We hear awful news about the Kurds in northern Iraq – again.  This time, thousands of Christian Kurds are being displaced, running for their lives literally, against the militant Muslim group, ISIS, that demands that Christians convert to Islam, pay a fine, or be executed – and there are horrific tales of beheadings of our brothers and sisters in the name of Allah.

These Kurds are the ancient Assyrians – yes those Assyrians, who once were a great Empire.  One of the cities taken is Qaraqosh and this is in the region that even today is called Nineveh – yes, that Nineveh.  These Kurds are mostly Muslim, but there are many Christians and then others from a religion called Yezidi, a religion that is deemed to be so ancient – going back even before the days of Sennacherib – yes that Sennacherib.

World Magazine reports that Qaraqosh, a Christian village in the Nineveh region, is gone, and that, along with attacks on many other towns, more than 200,000 Christians are displaced, along with tens of thousands of Yezidis.  Strangely, our president, announcing air strikes to protect our interests in the area, pointedly avoided mentioning the attacks on Christians, choosing instead to only mention the attacks were upon “religious minorities.”
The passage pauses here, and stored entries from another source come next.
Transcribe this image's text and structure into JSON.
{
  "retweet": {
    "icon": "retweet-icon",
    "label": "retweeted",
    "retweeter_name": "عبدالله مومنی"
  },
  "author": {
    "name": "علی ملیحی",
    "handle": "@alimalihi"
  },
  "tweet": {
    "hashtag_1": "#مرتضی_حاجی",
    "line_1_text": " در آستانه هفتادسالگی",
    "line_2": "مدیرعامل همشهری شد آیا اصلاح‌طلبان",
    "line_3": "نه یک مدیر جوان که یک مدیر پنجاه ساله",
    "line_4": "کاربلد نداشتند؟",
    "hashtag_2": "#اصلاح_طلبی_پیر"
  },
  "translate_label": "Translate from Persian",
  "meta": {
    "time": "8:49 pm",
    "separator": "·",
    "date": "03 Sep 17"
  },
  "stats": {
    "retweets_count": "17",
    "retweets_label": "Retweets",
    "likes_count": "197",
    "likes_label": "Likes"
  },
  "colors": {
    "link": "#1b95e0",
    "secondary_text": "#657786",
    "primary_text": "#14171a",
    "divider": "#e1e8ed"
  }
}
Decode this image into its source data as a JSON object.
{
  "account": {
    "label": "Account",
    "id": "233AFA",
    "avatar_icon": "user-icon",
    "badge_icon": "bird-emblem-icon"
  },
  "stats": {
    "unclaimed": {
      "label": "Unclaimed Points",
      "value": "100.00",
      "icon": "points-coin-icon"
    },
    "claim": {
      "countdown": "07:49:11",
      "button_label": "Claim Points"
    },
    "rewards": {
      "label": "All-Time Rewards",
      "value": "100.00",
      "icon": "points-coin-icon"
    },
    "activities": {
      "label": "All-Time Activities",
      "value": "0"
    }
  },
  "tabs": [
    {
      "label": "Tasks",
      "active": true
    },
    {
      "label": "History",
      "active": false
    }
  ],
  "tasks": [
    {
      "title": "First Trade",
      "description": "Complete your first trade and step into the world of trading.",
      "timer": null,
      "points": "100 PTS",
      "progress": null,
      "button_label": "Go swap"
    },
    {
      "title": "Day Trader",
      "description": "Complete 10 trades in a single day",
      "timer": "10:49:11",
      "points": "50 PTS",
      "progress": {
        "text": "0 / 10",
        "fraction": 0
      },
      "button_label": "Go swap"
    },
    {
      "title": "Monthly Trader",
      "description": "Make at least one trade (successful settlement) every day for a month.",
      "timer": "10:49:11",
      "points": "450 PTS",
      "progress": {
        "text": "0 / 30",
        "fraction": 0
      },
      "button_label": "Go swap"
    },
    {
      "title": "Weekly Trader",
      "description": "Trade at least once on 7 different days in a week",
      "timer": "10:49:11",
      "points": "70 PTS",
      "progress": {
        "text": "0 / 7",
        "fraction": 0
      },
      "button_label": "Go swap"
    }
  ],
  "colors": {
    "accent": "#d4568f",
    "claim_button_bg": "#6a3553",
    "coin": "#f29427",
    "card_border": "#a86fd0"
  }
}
There are many organizations that you can support to help provide aid to your brothers and sisters in Christ in this terrible situation – do so as the Lord leads you.  But here, as we worship the God of all nations, the Lord of Iraq and the Kurds and the United States, we gather on behalf of our brothers and sisters who cannot gather this morning – we sing their psalms – we pray their prayers – we join with them and for them – to our God Who is Lord over all.  And we cry to Him for mercy – more mercy.  We pray to Him for the Gospel to have a greater impact in our lives, in the lives of the church around us – and over the world.